You Never Saw What a Healthy Relationship Looked Like
If you’ve never seen an example of a healthy relationship in your life, it can impact how you navigate relationships in adulthood.
If one of your parents was neglectful, if they were in unhealthy relationships, or if their focal point in life was their relationship, you may not have received a healthy relationship blueprint.

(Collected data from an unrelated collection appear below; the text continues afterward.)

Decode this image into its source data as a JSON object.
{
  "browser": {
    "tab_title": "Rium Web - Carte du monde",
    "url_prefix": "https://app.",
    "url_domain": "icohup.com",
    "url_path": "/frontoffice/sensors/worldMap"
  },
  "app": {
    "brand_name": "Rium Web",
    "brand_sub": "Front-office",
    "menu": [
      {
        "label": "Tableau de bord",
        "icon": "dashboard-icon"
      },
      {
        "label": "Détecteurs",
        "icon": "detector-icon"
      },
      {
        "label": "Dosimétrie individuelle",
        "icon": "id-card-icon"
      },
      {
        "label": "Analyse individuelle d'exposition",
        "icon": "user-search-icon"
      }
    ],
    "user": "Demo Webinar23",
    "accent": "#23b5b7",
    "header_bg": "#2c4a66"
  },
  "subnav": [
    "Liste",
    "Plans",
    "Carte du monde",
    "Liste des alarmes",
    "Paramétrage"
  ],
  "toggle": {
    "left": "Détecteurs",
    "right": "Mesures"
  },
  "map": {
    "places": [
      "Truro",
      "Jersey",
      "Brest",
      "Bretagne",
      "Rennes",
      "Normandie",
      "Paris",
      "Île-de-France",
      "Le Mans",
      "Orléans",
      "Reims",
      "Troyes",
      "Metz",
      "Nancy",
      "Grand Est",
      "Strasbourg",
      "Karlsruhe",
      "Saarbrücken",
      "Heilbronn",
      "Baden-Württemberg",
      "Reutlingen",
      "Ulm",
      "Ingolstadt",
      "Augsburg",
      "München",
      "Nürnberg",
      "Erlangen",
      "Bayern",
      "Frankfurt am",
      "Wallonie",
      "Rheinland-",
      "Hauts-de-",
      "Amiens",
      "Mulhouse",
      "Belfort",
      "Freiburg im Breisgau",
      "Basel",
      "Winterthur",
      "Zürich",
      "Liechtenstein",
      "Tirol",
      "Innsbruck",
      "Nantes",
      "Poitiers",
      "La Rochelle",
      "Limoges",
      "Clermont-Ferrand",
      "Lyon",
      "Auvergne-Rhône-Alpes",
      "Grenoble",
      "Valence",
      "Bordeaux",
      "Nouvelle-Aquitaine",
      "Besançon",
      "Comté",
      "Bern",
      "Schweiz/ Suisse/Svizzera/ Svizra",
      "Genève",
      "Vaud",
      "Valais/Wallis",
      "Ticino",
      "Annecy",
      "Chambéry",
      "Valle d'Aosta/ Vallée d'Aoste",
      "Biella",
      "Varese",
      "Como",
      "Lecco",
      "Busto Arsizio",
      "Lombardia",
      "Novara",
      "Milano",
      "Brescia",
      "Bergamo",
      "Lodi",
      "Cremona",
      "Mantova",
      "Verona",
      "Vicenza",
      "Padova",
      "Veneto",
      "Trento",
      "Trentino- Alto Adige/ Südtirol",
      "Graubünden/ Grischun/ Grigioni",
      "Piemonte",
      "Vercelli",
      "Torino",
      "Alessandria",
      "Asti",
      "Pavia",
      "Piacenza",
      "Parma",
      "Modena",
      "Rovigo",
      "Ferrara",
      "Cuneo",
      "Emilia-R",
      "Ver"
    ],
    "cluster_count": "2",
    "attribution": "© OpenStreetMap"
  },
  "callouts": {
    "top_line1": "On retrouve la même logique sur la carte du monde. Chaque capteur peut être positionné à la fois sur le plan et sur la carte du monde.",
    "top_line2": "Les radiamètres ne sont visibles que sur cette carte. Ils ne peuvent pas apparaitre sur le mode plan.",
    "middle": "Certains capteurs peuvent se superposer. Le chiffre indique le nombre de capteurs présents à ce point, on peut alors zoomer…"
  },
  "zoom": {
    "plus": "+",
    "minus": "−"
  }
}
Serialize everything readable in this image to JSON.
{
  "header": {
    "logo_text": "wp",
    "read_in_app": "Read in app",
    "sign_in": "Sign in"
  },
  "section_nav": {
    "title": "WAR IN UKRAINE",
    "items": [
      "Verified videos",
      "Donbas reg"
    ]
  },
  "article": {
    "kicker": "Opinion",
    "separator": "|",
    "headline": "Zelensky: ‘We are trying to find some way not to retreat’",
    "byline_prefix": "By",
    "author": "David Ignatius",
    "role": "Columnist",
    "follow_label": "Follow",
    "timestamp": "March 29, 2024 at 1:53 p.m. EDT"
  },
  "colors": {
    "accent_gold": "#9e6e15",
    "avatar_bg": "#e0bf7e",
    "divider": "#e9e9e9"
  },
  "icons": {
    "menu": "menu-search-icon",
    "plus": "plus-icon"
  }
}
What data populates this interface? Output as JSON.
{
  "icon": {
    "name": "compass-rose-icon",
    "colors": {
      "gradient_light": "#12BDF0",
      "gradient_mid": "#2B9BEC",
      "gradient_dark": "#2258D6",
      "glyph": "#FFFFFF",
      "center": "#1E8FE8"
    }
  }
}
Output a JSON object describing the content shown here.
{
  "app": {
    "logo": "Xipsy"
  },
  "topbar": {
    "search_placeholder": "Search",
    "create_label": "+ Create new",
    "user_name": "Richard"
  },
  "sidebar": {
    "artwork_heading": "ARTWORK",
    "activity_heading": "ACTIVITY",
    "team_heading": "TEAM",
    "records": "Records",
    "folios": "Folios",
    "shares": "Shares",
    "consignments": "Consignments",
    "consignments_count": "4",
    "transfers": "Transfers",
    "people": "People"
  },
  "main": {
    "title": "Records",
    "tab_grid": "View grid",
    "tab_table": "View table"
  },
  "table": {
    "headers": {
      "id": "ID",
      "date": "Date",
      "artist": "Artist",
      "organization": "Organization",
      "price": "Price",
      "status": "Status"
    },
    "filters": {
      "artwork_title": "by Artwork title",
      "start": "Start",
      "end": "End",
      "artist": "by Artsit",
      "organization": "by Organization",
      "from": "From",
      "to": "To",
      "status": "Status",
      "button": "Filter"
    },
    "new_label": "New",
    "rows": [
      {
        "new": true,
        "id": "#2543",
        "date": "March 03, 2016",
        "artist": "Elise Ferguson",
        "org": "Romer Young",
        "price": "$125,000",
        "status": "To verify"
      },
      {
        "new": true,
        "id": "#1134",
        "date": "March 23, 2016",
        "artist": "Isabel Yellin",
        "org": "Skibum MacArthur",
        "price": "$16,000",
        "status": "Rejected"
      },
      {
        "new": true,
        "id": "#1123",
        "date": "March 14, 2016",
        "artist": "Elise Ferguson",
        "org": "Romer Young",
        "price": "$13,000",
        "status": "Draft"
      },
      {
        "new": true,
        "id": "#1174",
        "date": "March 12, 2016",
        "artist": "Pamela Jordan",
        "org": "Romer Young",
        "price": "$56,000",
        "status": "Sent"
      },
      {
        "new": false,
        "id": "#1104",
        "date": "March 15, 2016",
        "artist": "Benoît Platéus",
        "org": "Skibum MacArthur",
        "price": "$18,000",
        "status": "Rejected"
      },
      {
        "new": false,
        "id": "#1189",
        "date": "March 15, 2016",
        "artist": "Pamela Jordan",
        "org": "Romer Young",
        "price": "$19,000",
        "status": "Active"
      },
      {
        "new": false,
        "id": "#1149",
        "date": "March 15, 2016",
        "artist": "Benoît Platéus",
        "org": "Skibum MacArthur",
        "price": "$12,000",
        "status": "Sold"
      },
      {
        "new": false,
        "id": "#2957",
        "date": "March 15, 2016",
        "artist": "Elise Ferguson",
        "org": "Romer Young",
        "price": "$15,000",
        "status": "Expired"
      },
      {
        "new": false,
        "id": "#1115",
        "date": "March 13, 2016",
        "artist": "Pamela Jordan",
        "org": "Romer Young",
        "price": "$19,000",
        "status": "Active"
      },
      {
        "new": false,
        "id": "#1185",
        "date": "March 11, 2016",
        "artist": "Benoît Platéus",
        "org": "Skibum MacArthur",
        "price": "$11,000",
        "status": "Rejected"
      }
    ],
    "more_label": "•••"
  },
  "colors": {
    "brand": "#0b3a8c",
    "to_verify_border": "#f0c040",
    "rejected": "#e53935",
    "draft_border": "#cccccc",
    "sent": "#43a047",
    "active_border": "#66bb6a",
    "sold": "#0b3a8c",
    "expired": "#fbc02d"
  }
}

Why Addiction to a Person Can Be Harmful
Pop songs might make it sound fun, but addiction to another person can be dangerous. These are the reasons why:
- You may stay with someone even if they become abusive
- The rest of your life, such as your work or school, may suffer because you give less time and energy to it
- People in healthy relationships may no longer want to be around you
- You may use substances to cope with troubles in the relationship
- If the relationship ends, you may feel unable to cope with life
What to Do If You Think You’re Addicted to A Person
Being addicted to someone is mentally unhealthy, but it doesn’t have to be permanent. You can take steps to turn your relationship and your life around for the better. It’s possible to educate yourself and to get help so that you can change.
Learn About Addiction
Addiction can be lifelong, so if you’re experiencing it as a life issue, it’s very important that you work to understand what it is and your own personal risk factors. Addiction recovery programs offer substantial literature, usually in the blog sections of their websites, about addiction-related issues. Educating yourself about what addiction is and how it has been at play in your life, can be a key step to your recovery.
Learn About Co-dependency
Addiction and co-dependency often go hand in hand. Co-dependency is a relationship dynamic where individuals become overly reliant on each other in an unhealthy manner. This is particularly true if you are in a relationship where both parties feel addicted to one another. However, it is fully possible to recover from co-dependency by taking certain steps. To break free from co-dependency, you need to take care of your own needs, establish healthier boundaries, and communicate with others who are also experiencing co-dependency. By doing so, you can change your patterns and lead a healthier, more fulfilling life.
Seek Professional Help
Educating yourself can potentially be enough to help you shift away from addictive behaviour, but this is often not the case. It’s very normal to need professional help. Many types might be right for you, from a relationship therapist to an addiction program. Addiction to a person may feel fun and exciting. Still, it’s worth remembering that there will always be fun and exciting interactions with others in your life and that you can experience joy and delight without it being all-consuming or interfering with your daily tasks.